Identification of clustered biomarker signatures that better describe a molecular classification of SADs than existing traditional definitions could empower physicians to precisely tailor therapy to individual patients. This novel taxonomy may also increase the likelihood of more successful clinical trials, through the pre-selection of participants most likely to respond.
Another important achievement for the PRECISESADS consortium was the discovery of new biomarkers at tissue level for scleroderma and lupus nephritis. Analysing the results of diseased tissue matching to the patients’ blood and urine samples, led to the identification of novel diagnostic and prognostic biomarkers. Moreover, in order to perform extensive OMICS approaches, researchers carried out multi-parameter flow cytometry analyses in 11 different laboratories across Europe, which required the precise tuning of all instruments. This effective multi-centre harmonisation enabled the formation of the cytometry database for the identification of specific molecular signatures in individuals with SADs.

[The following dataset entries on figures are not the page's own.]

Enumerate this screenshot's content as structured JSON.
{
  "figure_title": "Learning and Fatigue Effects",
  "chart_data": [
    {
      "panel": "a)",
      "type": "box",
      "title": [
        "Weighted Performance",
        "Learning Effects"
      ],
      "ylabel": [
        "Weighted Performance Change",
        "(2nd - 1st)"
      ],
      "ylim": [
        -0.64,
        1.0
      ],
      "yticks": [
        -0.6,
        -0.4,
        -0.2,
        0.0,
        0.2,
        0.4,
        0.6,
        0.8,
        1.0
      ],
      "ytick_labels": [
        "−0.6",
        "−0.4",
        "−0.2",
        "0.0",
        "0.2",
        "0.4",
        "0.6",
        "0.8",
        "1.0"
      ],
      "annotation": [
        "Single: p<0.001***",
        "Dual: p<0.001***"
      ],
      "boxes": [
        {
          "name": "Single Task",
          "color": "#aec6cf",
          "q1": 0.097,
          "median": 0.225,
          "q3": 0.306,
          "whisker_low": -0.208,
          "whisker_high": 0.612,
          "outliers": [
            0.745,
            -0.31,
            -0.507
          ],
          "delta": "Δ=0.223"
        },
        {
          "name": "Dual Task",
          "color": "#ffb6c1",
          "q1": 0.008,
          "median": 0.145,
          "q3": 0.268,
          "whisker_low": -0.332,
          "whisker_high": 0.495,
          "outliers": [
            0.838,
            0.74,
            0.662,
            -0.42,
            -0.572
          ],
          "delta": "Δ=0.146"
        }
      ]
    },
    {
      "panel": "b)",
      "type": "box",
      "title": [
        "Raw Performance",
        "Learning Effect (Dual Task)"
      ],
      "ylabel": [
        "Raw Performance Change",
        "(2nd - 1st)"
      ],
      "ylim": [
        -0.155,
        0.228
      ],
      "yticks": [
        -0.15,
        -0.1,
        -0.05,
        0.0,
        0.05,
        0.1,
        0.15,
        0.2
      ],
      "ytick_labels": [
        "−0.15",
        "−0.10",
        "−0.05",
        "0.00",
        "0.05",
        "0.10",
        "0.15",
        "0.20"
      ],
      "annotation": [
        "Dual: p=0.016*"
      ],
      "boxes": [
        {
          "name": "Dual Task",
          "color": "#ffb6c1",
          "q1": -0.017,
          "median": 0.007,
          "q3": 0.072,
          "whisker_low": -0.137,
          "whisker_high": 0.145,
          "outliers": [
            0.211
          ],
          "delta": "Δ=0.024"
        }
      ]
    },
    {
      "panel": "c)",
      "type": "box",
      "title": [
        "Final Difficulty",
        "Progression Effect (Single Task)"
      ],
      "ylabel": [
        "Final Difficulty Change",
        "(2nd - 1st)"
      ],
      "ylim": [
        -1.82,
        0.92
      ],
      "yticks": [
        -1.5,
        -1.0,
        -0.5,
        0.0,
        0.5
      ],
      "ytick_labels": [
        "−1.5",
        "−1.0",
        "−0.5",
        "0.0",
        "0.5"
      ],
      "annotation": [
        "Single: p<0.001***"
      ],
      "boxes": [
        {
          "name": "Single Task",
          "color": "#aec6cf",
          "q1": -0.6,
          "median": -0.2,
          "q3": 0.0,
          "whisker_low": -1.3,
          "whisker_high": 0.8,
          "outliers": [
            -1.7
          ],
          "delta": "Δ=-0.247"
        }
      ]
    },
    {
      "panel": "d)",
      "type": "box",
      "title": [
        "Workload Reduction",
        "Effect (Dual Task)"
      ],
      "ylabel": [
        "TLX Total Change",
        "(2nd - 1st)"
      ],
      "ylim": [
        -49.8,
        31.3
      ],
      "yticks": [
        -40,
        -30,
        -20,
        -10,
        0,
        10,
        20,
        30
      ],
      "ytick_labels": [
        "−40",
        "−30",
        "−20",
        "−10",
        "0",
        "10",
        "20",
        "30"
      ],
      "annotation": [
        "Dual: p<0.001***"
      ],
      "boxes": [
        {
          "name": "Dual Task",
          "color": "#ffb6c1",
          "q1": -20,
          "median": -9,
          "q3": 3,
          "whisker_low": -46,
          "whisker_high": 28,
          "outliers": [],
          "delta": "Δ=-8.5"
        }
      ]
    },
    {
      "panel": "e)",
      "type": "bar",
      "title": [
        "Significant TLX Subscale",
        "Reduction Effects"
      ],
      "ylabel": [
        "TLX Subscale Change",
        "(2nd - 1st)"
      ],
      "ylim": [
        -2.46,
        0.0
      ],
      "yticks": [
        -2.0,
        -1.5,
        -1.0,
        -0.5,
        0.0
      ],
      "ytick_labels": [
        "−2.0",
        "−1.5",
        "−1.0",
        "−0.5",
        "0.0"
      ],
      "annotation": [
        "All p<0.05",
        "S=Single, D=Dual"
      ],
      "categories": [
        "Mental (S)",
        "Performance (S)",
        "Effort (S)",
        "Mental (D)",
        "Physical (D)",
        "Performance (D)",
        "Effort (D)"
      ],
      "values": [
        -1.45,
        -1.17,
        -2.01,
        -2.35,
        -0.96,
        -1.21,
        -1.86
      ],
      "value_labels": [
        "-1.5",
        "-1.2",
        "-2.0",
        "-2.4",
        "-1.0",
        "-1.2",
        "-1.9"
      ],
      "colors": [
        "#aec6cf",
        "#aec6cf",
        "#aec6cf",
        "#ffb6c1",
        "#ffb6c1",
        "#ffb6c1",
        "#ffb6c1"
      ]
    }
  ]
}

PRECISESADS scientists also developed protocols that allow the harmonisation of sample collection and data quality controls that may be used for clinical studies and clinical trials, along with procedures and guidelines to help sites in conducting the trial and to ensure the overall quality of the study results.
Other achievements from the project include:
- development of methods for the detection and prediction of lupus nephritis;
- determination of an easy to use test to classify SADs patients by flow cytometry;
- a calibration method for the harmonisation of flow cytometers across different instruments and locations;
- comparative OMICS characterisation of several models of SLE was performed to determine similarities and differences between the models, and how these compare to the identified human clusters - this information will support the selection of the most appropriate animal models for drug discovery and development;
- database and the sample collection, to be used in further research.
PRECISESADS proved that taxonomies of SADs can be changed, and this will hopefully contribute in the long term to more precise treatments and hence improved patient care.
In addition, the consortium created a new resource that will include not only all publicly available data for autoimmune diseases but also the PRECISESADS data once the clusters are published into the Autoimmune Disease Explorer (ADEx). This will allow an in-depth exploration of the data and comparisons with other data sources, and together with the clinical molecular profiles, it will facilitate the selection of appropriate animal models for drug discovery and development. Effective collaboration between physicians, scientists and bioinformaticians from 21 academic and 5 industrial partners, and 2 SMEs, helped reinforce the multidisciplinary demands of the era of “big data” and has implications for future drug development and medicine in general.